"Je tombe de haut" : à Lyon, où la libération de la parole sur les abus sexuels dans l'Eglise a créé un choc dès janvier 2016, les catholiques accusent encore le coup face aux conclusions accablantes de la Commission Sauvé. Les fidèles étaient partagés en indignation et soulagement aujourd'hui.
Le rapport de la Commission présidée par Jean-Marc Sauvé, dévoilé ce mardi 5 octobre, n'en finit pas de faire des remous, notamment à Lyon. Les catholiques sont sous le choc... Rendues publiques ce mardi matin, les conclusions de ce rapport de la Commission indépendante sur les abus sexuels dans l'Église (Ciase) depuis 1950, font état d'un phénomène "au caractère systématique". Bilan : 216.000 mineurs victimes.
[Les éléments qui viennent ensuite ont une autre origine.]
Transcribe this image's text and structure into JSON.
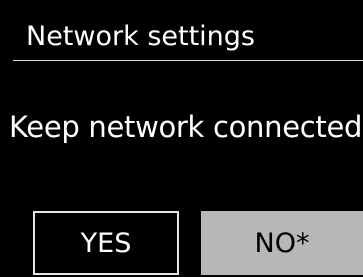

Entre indignation et soulagement
"C'est bien que la vérité vienne au grand jour, la religion catholique, c'est la paix et l'amour entre les Hommes mais quand on voit tous ces crimes, je tombe de haut", s'indigne Yolande Ormancey, 63 ans. "J'attends de ce rapport que les criminels soient punis et qu'un soutien soit apporté aux victimes dont la vie a été abîmée", ajoute cette pratiquante venue prier à la Basilique de Fourvière.
Dans ce haut lieu du catholicisme de la capitale des Gaules, l'office s'est tenu ce mardi 5 octobre 2021 "dans des circonstances particulières", a rappelé le père Jean-Eudes Chavannat, appelant les fidèles à prier "dans un esprit de repentance".
"Il est extrêmement important de dire la vérité", assure Katagena, une enseignante polonaise de 26 ans, à la sortie de la messe matinale d'une autre église lyonnaise du VIIIe arrondissement. "Pour les victimes touchées par cet événement, cette catastrophe, c'est sûr que ça laisse des traces", déplore-t-elle, en évoquant la nécessité de "dire pardon" et assurant "garder confiance en Dieu".
"Le ménage qui doit être fait commence par l'Eglise, c'est très bien", lance d'une voix énergétique une autre catholique, Martine Buhrig, qui attend que "les autres institutions médicales, éducatives" fassent de même.
Affaires Preynat et Barbarin en toile de fond
Les retentissantes affaires Preynat et Barbarin ont déjà fortement déstabilisé la vie de la communauté catholique lyonnaise ces dernières années. En 2016, l'association La Parole libérée - dissoute depuis - dénonçait publiquement les agressions du père Bernard Preynat sur environ 70 jeunes scouts entre 1986 et 1991. Et reprochait au cardinal Philippe Barbarin, à l'époque archevêque de Lyon, ses silences. Il lui a été reproché de ne pas en avoir informé la justice alors qu'il avait eu connaissance de ces actes.
Bernard Preynat, défroqué, a été condamné en 2020 à cinq ans d'emprisonnement ferme. Quant au cardinal Barbarin, condamné en première instance en 2019 à six mois de prison avec sursis pour non-dénonciation d'agressions sexuelles sur mineurs, il a été relaxé en appel un an plus tard avant de quitter Lyon. Le Primat des Gaules a donné sa démission, acceptée par le Pape François.
Le recteur de Fourvière Yves Guerpillon, sollicité par des journalistes à la sortie de la messe, évoque la "résonance particulière" de ce phénomène à Lyon, "parce qu'on y est sensibilisé depuis longtemps" avec l'affaire Preynat. Le responsable, qui dit "rendre hommage à La Parole libérée, à son travail important, essentiel pour qu'on sorte de l'omerta", assimile ce mardi à "un jour de deuil, de tristesse, de souffrance en pensant à ces victimes, à tous ces enfants dont la vie a été brisée".
Pour Soeur Monique, 75 ans, de la communauté Jésus-Marie, tout près de Fourvière, "il faut prier à la fois pour les victimes et pour les prêtres". Les premiers "pour qu'elles ne restent pas enfermées avec leur souffrance", et les seconds "pour qu'ils cherchent une aide pour contrôler cette pulsion car c'est une maladie".
Virginie Racineau, catholique pratiquante de 46 ans, établit "une vraie connexion (entre cette histoire) et le fait que les prêtres ne peuvent pas se marier". "Comment l'Eglise catholique n'a-t-elle pu évoluer avec son temps ? Il n'y a pas ces problèmes chez les orthodoxes ou les protestants", souffle-t-elle avant d'assister à l'office matinal de Fourvière. "J'espère que (le rapport) mettra un terme à ces pratiques barbares, ça a le mérite d'être rendu public. Aux familles aussi d'être plus vigilantes".